I need a little clarity in the description of this problem. Is there some background information that can help shed more light on what the problem is about?
For example how are P1 and P2 different?
The output produces a list of numbers but how are they related to calculating X^n?
For example,
n = 37
[1, 2, 3, 5, 8, 16, 21, 37]
size = 8
Thank you for your explanation, it i very much appreciated
Hey Brian,
First, thanks for your email. The prototype of this problem is an interesting complexity problem.
To solve your question, this problem does not have any relation with straight line on geometry. The straight line here refers the computation you can choose is increasing always, like a straight line. P1 and P2 refer two different straight lines to achieve x^15. One thing we might forgot to mention is the initial element you have is x, and you need to find the shortest straight line to achieve x^n.
Please let me know if you still have any problem.
The output produces a list of numbers but how are they related to calculating X^n? The program is called ComputingXPowN and takes a parameter n, so I am assuming it is calculating X^n. What value is X?
It certainly isn’t calculating X^n so what is it calculating?
For example, when I run the program it produces the number 37. How are the numbers [1,2,3,5,8,16,21,37] related to n=37? It’s hard to tell anything from the various outputs what the relationship of n is to the numbers in the lists.
n = 37
[1, 2, 3, 5, 8, 16, 21, 37]
size = 8
n = 55
[1, 2, 3, 4, 7, 11, 22, 33, 55]
size = 9
n = 82
[1, 2, 3, 5, 10, 20, 21, 41, 82]
size = 9
n = 85
[1, 2, 3, 5, 10, 20, 40, 45, 85]
size = 9
In this problem, we focus on the power only, it means the value of x is not important. It seems you have problem about understanding the example of n = 15. We listed two examples in the book for n = 15 and let me only list the power only as follows:
P1 = <1, 2, 4, 8, 12, 14, 15> (takes 7 steps)

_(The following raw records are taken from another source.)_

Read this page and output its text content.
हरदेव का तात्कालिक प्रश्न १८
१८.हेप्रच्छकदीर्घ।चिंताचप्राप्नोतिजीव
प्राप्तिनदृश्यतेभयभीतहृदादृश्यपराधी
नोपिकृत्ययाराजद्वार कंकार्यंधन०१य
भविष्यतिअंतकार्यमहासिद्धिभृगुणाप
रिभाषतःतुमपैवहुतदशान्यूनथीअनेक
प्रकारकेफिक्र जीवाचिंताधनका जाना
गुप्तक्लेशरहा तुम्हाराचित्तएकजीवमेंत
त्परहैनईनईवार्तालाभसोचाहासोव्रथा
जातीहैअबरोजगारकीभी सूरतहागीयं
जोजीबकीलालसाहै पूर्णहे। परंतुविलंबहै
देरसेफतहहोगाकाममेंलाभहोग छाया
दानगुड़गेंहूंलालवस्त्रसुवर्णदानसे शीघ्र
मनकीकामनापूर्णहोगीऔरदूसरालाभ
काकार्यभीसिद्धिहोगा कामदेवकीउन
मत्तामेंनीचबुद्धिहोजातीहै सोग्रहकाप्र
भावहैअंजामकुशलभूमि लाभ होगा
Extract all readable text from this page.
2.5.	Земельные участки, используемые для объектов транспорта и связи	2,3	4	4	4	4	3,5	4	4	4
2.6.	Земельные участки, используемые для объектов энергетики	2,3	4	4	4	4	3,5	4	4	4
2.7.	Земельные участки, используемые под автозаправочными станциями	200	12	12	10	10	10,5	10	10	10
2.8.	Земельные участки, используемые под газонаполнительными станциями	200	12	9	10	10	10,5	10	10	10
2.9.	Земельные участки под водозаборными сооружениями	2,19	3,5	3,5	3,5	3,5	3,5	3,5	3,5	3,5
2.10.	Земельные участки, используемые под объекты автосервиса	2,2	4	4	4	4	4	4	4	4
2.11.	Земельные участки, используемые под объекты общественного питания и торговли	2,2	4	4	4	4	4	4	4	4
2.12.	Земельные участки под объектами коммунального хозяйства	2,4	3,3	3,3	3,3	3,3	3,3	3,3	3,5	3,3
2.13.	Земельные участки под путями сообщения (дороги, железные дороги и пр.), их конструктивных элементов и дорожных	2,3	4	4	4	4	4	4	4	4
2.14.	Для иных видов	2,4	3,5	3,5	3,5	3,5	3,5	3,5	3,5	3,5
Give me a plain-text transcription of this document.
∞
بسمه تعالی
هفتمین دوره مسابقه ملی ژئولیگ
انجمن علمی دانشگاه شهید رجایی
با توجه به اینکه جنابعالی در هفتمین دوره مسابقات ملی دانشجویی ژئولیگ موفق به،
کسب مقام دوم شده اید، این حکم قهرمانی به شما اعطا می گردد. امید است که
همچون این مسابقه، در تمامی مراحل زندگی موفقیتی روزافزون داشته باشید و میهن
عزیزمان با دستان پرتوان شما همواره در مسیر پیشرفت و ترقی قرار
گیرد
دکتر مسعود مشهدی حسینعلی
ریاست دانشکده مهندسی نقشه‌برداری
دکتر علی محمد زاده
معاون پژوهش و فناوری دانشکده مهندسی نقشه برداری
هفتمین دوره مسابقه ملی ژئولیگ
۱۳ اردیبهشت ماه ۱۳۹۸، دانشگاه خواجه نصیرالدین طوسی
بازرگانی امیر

P2 = <1, 2, 3, 5, 10, 15> (takes 6 steps)
You start from 1, and the only operation you can do is either either the square of some previous element or the product of any two previous elements. Therefore, we just want to find what is the shortest we can do to reach 15 in this example. One stupidest way is just always take the product of 1, which is an previous element, and the latest element. This will be looked as follows:
P3 = <1, 2, 3, 4, 5, 6, 7, 8, 9, 10, 11, 12, 13, 14, 15> (takes 15 steps)
Please take a look of those examples you try, you shall notice that for any example, any intermediate element is derived from the two operations we mentioned above, and the program is outputting the shortest of that.